Die SP.A und die Open VLD behalten ihr Status quo. Die Sozialisten müssen leichte Verluste im Vergleich zu den letzten Umfrageergebnissen hinnehmen (-0,2%) und finden sich bei 14,4 Prozent wieder. Das ist ein Verlust von 0,5 Prozent im Vergleich zu 2010. Der Stimmenrückgang der Open VLD wäre etwas größer (-2%). Die Partei bliebe die viertstärkste mit 11,9 Prozent.

Bei der Frage, ob eine Regierung auch ohne dem Wahlsieger N-VA gebildet werden sollte, gehen die Meinungen auseinander. 49 Prozent der Befragten findet, dass  die Regierung auch ohne die N-VA zustande kommen sollte. 46 Prozent findet das nicht und 6 Prozent weiß es nicht.

Das Vertrauen in die heutige Föderalregierung steht inzwischen hingegen auf einem sehr niedrigen Stand. Obwohl es danach aussieht, dass wir bald eine neue Regierung haben werden, hat das Vertrauen in die heutige scheidende Regierung abgenommen. Nur 38 Prozent vertraut der Regierung Leterme. Das ist 2 Prozent weniger als bei der letzten Umfrage. Das Vertrauen in die flämische Regierung (Foto) ist größer: 57 Prozent der Befragten vertraut ihr. Das ist der gleiche Anteil wie in der letzten Umfrage.

Umfrage

Befragt wurden 1.013 wahlberechtigte Personen.

Die Befragung fand in der Zeit vom 15. bis 30. September 2011 statt.

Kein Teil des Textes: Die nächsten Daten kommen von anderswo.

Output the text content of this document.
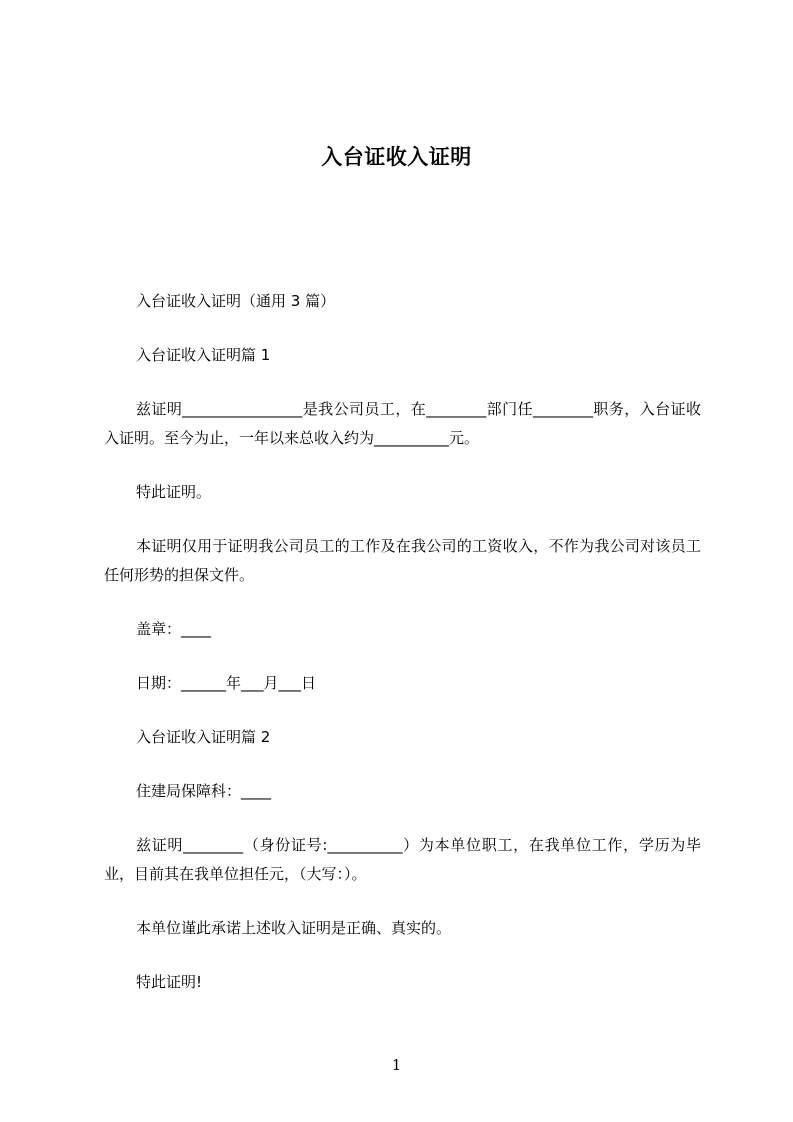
入台证收入证明

入台证收入证明（通用 3 篇）

入台证收入证明篇 1

兹证明________________是我公司员工，在________部门任________职务，入台证收入证明。至今为止，一年以来总收入约为__________元。

特此证明。

本证明仅用于证明我公司员工的工作及在我公司的工资收入，不作为我公司对该员工任何形势的担保文件。

盖章：____

日期：______年___月___日

入台证收入证明篇 2

住建局保障科：____

兹证明________（身份证号:__________）为本单位职工，在我单位工作，学历为毕业，目前其在我单位担任元，（大写：）。

本单位谨此承诺上述收入证明是正确、真实的。

特此证明!

1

Bart De Wever immer noch auf Platz 1

Keine Überraschung ist wohl, dass der Vorsitzende der N-VA (neue flämische Allianz/Nieuw-Vlaamse Alliantie), Bart De Wever, aus der Umfrage der VRT als beliebtester aller flämischen Politiker hervor geht.

Bart De Wever (kleines Foto) ist schon seit 5 Umfragen die Nummer eins der politischen Hitliste. Bei der letzten Umfrage eroberte er die Herzen von 53 Prozent der Befragten und scheint damit den Gipfel erklommen zu haben. Bei dieser Umfrage äußern jedoch nur noch 45 Prozent ihre Symphatie für den Mann aus Mortsel. Allerdings bleibt er mit diesem Stimmenanteil immer noch an erster Stelle. Auf dem zweiten Platz folgen der fämische Ministerpräsident Kris Peeters (CD&V) mit 42 Prozent und auf dem dritten Platz Johan Vande Lanotte (SP.A) mit 31 Prozent. Er hat ein Prozent mehr als der scheidende Premier Yves Leterme (CD&V), der auf Platz vier rutscht.

Auf Platz fünf steht Frank Vandenbroucke (SP.A), der noch vor kurzem angekündigt hatte, dass er sich aus der Politik zurückziehen werde.

Eine Überraschung hat die Umfrage schließlich noch für uns: Die belgische Innenministerin Annemie Turtelboom (kleines Foto) von der Open VLD klettert acht Plätze nach oben und schwingt sich damit auf Platz sieben der Liste der 10 beliebtesten Politiker. Sie ist damit auch die erste Liberale auf der Beliebtheitsskala der ersten 10. Ihr folgt der Vorsitzende Alexander De Croo.

Die Plätze neun und zehn belegen übrigens nacheinander der Vorsitzende der flämischen Sozialisten, Bruno Tobback und der Vorsizende der flämischen Christdemokraten, Wouter Beke.